What's the solution, then? If the copies can point to a single instance of shared CArm and CWheel, you may use boost::shared_ptr instead. Otherwise, you might have to write quite a bit of extra code:
#ifndef __ROBOTINCLUDED__
#define __ROBOTINCLUDED__
#pragma once
class CArm;
class CWheel;
class CRobot
{
public:
CRobot();
CRobot(const CRobot& in_source);
virtual ~CRobot(); // throw()
CRobot& operator=(const CRobot& in_source);
private:
CArm* m_Arm;
CWheel* m_Wheel;
CArm& Arm();
CWheel& Wheel();
protected:
void Swap(CRobot& inout_other); // throw()
};
#endif
The implementation:
#include "Robot.hpp"
CRobot::CRobot() :
m_Arm(NULL),
m_Wheel(NULL)
{
std::auto_ptr<CArm> exceptionSafeArm(new CArm);
std::auto_ptr<CWheel> exceptionSafeWheel(new CWheel);
// we performed all the potentially throwing operations;
// from now on, only non-throwing operations
m_Arm = exceptionSafeArm.release();
m_Wheel = exceptionSafeWheel.release();
}
CRobot::~CRobot()
{
delete m_Wheel;
delete m_Arm;
}
CRobot::CRobot(const CRobot& in_source) :
m_Arm(NULL),
m_Wheel(NULL)
{
std::auto_ptr<CArm> exceptionSafeArm(new CArm(in_source.Arm()));
std::auto_ptr<CWheel> exceptionSafeWheel(new CWheel(in_source.Wheel()));
// we performed all the potentially throwing operations;
// from now on, only non-throwing operations
m_Arm = exceptionSafeArm.release();
m_Wheel = exceptionSafeWheel.release();
}
CRobot& CRobot::operator=(const CRobot& in_source)
{
CRobot temp(in_source);
// we performed all the potentially throwing operations;
// from now on, only non-throwing operations
Swap(temp);
return *this;
}
void CRobot::Swap(CRobot& inout_other) // throw()
{
std::swap(m_Arm, inout_other.m_Arm);
std::swap(m_Wheel, inout_other.m_Wheel);
}
CArm& CRobot::Arm()
{
ASSERT<std::runtime_error>(m_Arm, "m_Arm NULL");
return *m_Arm;
}
CWheel& CRobot::Wheel()
{
ASSERT<std::runtime_error>(m_Wheel, "m_Wheel NULL");
return *m_Wheel;
}
In the presence of member arrays, overloaded constructors, derived classes and parameters to constructors things are even more complicated but you may use a similar technique.

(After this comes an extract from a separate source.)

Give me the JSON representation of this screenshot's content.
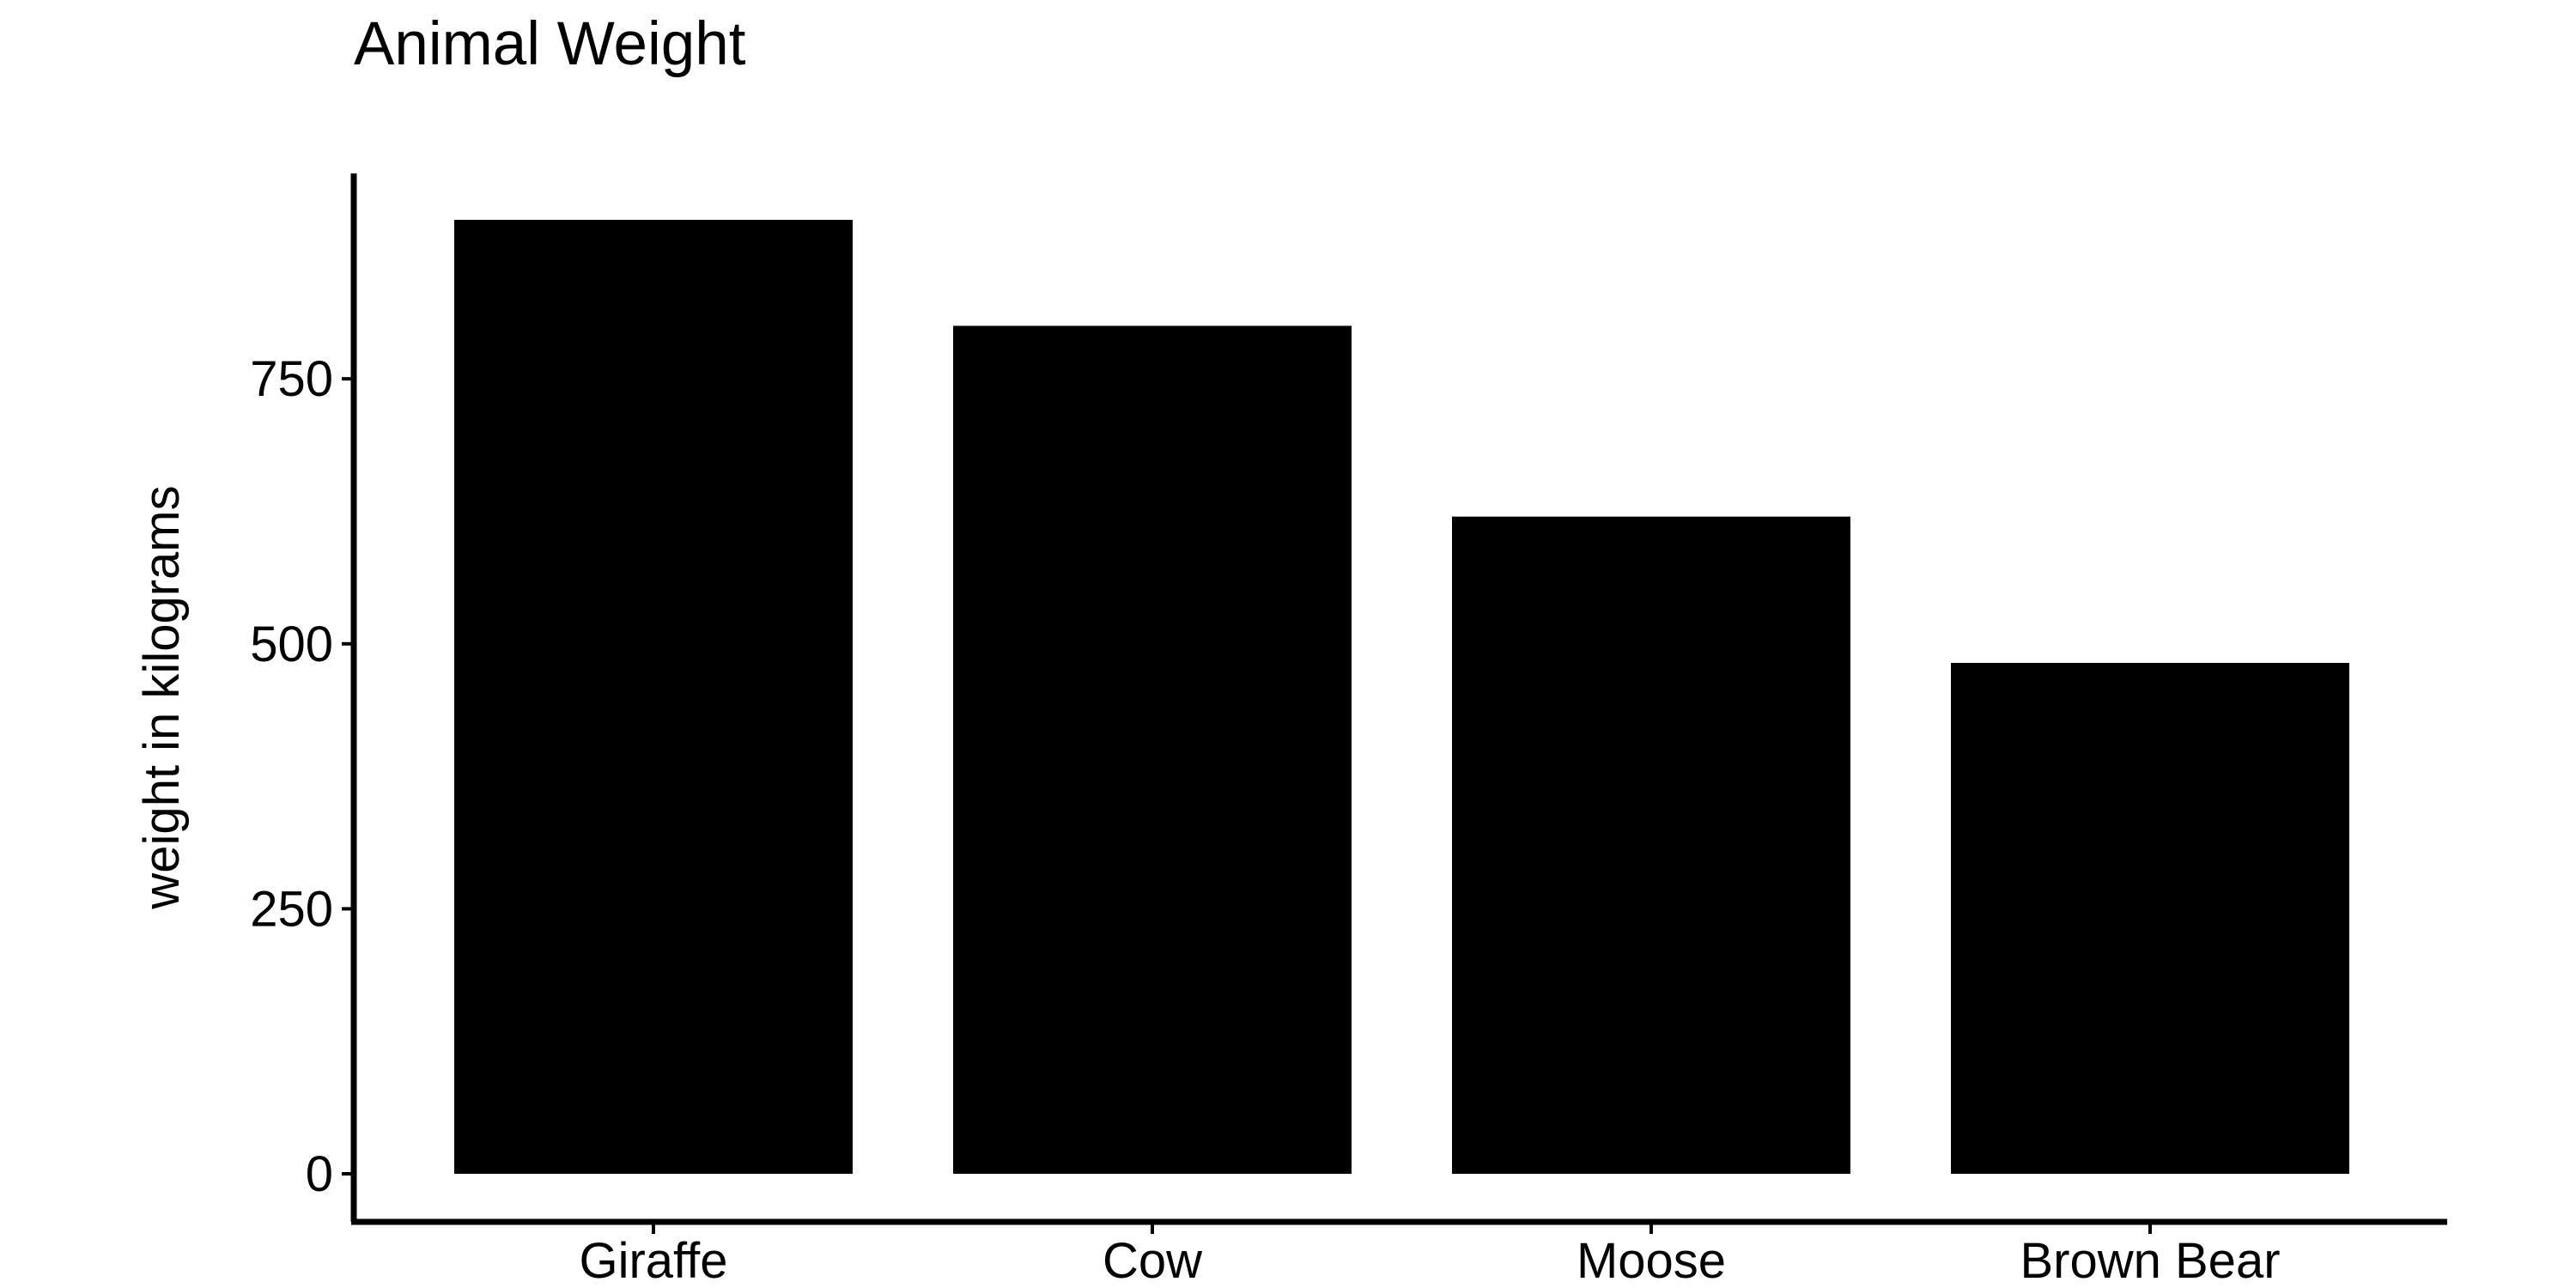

Of course my most well-read guests will object that the copying code can be avoided by using the smart ValuePtr described by Herb Sutter in Item 31, More Exceptional C++. First off, I remember considering it when I had to implement a real system (not the simple CRobot above), but in my case it was not an option. Sadly, I don't remember why at the moment; the fact that I lent the book to a colleague does not help either!
Further reading
- John Lakos: Large-Scale C++ Software Design
- Bjarne Stroustrup: The C++ Programming Language (Special Edition)
- Herb Sutter: Exceptional C++
- Herb Sutter: More Exceptional C++
Disclaimer
I hastily wrote the above code during a weekend. I wouldn't be surprised if it does not compile for one reason or another and you shouldn't be either.